Aus für Brückenklasse hinterließ Lücke

Bis Sommer 2024 hatte es in Bayern für diese Kinder sogenannte Brückenklassen gegeben, die sie auf das normale Schulsystem vorbereiteten. Seit dem Aus dieser Brückenklassen befänden sie sich im luftleeren Raum, so Reudelsdorf. Sie sitzen im Unterricht und verstehen die Sprache nicht. „Schulen und Lehrer werden alleingelassen“, sagte Familienzentrum-Leiterin Annelies Plep.

Das Abc-Projekt des Familienzentrum Arche Noah will diese Lücke schließen. Dessen Ziel ist, dass die Kinder aktiv am Unterricht teilnehmen können. Zum Schuljahresbeginn im September soll es losgehen und über drei Jahre laufen. Die Projektleiterin rechnet pro Jahr mit 45 Kindern im Grundschulalter. Dass Bedarf da ist, weiß das Familienzentrum von den zwei Penzberger Grundschulen, der Asylsozialarbeit und aus Erfahrungen mit dem eigenen Lernprojekt „Pack‘s an“. „Wir haben gemerkt, dass die Kinder intensive Unterstützung brauchen“, so Reudelsdorf. Aus diesem Wissen heraus entstand die Idee für das ABC-Projekt.

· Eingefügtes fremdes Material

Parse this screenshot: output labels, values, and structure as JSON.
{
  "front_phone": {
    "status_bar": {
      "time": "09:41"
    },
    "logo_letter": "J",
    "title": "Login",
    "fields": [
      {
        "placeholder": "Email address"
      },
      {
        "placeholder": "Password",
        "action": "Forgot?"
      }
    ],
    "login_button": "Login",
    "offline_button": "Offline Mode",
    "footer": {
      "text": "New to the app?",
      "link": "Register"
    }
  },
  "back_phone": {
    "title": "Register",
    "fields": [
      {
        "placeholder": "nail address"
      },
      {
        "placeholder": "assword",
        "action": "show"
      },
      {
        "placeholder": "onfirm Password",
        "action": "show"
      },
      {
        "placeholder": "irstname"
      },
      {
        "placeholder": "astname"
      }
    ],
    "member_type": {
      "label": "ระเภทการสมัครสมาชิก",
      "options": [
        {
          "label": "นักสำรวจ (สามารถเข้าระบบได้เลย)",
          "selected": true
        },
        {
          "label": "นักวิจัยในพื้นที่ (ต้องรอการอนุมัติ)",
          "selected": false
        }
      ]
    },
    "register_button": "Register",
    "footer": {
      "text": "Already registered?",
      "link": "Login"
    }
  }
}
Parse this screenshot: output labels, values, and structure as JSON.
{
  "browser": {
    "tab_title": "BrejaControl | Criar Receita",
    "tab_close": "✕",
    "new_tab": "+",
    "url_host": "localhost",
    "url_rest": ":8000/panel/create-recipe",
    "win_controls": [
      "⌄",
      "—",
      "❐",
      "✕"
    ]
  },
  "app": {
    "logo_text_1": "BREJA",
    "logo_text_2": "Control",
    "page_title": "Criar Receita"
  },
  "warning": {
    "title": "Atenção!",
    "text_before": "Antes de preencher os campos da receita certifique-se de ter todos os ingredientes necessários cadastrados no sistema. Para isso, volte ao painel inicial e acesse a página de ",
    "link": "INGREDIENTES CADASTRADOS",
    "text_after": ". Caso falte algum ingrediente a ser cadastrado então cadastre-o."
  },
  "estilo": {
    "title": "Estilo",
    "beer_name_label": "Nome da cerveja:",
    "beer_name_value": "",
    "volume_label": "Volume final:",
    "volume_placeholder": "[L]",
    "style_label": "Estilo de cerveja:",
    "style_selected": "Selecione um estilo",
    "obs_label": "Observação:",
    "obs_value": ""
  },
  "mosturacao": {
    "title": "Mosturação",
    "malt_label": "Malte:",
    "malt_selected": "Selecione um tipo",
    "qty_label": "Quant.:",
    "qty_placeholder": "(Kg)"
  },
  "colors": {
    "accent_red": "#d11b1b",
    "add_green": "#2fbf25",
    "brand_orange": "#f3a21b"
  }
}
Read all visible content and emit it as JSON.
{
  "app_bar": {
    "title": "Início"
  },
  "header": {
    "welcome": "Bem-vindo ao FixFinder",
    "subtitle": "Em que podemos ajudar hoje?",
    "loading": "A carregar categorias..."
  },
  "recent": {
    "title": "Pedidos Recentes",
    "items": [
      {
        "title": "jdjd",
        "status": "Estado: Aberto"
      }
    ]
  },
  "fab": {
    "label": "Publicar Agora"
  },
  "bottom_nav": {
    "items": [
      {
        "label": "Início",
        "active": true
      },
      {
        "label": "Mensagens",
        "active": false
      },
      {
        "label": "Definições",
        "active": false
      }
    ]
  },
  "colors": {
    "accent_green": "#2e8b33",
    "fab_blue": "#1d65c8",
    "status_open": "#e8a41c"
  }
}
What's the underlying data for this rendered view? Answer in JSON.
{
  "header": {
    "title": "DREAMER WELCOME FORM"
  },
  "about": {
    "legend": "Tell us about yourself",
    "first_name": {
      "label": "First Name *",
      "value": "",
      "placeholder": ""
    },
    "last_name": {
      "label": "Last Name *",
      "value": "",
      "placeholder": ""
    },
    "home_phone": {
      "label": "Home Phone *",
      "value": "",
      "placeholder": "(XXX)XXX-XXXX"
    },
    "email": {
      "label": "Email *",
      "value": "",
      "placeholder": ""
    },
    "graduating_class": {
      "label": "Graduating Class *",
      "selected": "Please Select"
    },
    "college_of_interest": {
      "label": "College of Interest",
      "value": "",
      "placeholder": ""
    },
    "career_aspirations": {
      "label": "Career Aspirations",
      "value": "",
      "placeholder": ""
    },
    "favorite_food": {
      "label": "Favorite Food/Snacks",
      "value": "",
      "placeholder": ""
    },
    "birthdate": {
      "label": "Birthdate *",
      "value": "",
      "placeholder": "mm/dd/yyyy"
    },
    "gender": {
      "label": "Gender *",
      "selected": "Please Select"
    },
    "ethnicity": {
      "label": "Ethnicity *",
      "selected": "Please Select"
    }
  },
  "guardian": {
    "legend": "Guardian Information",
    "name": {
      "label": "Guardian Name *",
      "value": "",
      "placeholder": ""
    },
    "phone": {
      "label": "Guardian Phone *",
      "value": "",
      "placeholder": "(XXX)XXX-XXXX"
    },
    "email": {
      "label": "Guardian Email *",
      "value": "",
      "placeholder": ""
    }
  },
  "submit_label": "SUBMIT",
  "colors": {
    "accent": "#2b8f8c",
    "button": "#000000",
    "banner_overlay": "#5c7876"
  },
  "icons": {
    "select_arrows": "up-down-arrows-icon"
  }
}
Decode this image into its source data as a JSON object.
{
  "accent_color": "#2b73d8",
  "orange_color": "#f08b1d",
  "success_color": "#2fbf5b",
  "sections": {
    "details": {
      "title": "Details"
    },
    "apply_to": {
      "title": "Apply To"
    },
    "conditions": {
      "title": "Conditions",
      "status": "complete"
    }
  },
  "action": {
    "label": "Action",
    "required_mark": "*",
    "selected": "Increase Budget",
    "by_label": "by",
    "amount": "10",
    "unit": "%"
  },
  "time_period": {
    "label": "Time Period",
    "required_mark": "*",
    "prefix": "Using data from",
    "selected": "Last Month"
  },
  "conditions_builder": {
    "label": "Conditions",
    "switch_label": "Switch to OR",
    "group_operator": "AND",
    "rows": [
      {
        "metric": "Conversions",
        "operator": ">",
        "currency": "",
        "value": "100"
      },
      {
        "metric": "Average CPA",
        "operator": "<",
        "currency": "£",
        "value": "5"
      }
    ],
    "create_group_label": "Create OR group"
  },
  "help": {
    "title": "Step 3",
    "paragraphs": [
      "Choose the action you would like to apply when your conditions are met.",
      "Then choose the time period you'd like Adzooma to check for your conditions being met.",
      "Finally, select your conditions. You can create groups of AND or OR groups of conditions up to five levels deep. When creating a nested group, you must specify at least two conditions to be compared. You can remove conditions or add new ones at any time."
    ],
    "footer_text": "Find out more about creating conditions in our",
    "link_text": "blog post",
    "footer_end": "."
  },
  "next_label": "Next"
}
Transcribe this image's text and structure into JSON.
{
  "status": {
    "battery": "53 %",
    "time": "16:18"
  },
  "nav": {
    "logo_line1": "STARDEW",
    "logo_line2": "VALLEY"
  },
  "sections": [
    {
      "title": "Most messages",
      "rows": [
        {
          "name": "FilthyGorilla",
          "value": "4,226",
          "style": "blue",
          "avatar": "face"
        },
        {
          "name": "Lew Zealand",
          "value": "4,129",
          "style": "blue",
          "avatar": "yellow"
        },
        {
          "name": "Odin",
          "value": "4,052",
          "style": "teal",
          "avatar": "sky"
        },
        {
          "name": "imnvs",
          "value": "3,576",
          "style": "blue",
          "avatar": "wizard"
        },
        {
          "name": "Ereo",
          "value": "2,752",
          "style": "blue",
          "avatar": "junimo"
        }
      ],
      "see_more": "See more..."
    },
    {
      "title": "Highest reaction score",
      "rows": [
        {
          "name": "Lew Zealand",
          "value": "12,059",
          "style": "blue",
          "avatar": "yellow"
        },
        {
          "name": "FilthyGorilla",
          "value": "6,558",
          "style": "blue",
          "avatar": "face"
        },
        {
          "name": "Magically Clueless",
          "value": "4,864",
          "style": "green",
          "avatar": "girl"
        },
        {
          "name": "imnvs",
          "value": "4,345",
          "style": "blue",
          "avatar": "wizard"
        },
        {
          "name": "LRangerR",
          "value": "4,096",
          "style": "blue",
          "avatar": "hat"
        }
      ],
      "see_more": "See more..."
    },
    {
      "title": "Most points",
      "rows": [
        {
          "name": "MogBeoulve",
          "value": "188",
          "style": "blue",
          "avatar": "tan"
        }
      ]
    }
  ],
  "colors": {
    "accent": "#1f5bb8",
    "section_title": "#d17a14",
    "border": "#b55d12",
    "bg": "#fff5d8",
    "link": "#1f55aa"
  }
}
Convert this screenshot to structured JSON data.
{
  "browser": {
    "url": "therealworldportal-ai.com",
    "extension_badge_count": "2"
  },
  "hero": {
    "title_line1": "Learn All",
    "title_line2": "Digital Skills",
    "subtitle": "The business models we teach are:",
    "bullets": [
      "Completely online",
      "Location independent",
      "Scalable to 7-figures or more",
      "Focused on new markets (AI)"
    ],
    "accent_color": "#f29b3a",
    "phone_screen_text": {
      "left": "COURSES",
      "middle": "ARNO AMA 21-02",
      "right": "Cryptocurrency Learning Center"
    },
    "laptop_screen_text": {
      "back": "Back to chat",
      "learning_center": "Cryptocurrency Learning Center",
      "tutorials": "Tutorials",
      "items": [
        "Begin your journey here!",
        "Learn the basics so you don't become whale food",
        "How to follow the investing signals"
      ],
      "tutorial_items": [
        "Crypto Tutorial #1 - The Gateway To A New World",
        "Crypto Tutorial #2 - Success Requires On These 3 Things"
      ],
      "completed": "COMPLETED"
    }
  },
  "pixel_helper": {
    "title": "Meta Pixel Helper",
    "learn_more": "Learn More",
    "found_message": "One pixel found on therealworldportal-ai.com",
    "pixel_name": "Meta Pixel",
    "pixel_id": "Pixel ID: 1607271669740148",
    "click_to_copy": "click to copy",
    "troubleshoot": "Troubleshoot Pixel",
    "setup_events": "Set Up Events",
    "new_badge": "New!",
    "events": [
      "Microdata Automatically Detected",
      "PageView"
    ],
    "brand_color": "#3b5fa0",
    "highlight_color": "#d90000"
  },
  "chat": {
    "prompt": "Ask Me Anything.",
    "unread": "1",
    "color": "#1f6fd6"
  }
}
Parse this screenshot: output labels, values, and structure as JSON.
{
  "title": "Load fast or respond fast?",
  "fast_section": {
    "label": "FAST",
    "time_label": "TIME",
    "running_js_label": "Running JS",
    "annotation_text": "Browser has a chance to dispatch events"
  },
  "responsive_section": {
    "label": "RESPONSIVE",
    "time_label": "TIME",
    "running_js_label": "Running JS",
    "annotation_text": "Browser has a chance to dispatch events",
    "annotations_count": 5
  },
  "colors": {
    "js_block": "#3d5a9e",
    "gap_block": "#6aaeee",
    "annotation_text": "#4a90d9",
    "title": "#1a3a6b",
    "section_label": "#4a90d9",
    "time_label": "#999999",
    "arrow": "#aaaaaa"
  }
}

Alphabetisierung und Deutsch lernen

In einer Gruppe wird es um Alphabetisierung gehen, um Lesen und Schreiben. In einer zweiten Gruppe lernen die Buben und Mädchen die deutsche Sprache. Eine dritte Gruppe ist für Kinder, die schon etwas fitter sind, aber noch nicht aktiv am Unterricht teilnehmen können. Wert legt das ABC-Projekt auch auf die Integration in den Alltag: Die Kinder machen Ausflüge in Penzberg, besuchen die Bücherei oder lernen, wie man mit dem Bus fährt. „Alles, was für uns selbstverständlich ist“, sagte Projektleiterin Reudelsdorf.

„Uns geholfen, dass Träume wahr werden“

Wie wichtig die deutsche Sprache ist, erzählte die 15-jährige Lia Jalal in ihrer Rede. Vor fünf Jahren sei sie mit ihren Eltern und ihren fünf Geschwistern aus Afghanistan nach Deutschland gekommen. Sie selbst habe vom Familienzentrum Arche Noah Nachhilfe erhalten, besuche jetzt die Mittelschule und lerne Geige in der Musikschule. „Am Anfang habe ich die deutsche Sprache nicht gesprochen, aber heute stehe ich hier.“ Sie sei stolz auf sich und ihre Familie. Ihr Vater arbeite und verdiene Geld, ihre Mutter lerne Deutsch. Ihre Schwester mache eine Ausbildung in Penzberg. Ihr 19-jähriger Bruder habe die Ausbildung zum Einzelhandelskaufmann bestanden. Ein anderer Bruder sei Filialleiter eines Einkaufsmarktes. Und ein weiterer Bruder gehe in die siebte Klasse und bekomme ebenfalls Nachhilfe beim Familienzentrum. Die Heimatzeitung hatte vor vier Jahren über die Familie berichtet. Sie war damals von der Abschiebung bedroht.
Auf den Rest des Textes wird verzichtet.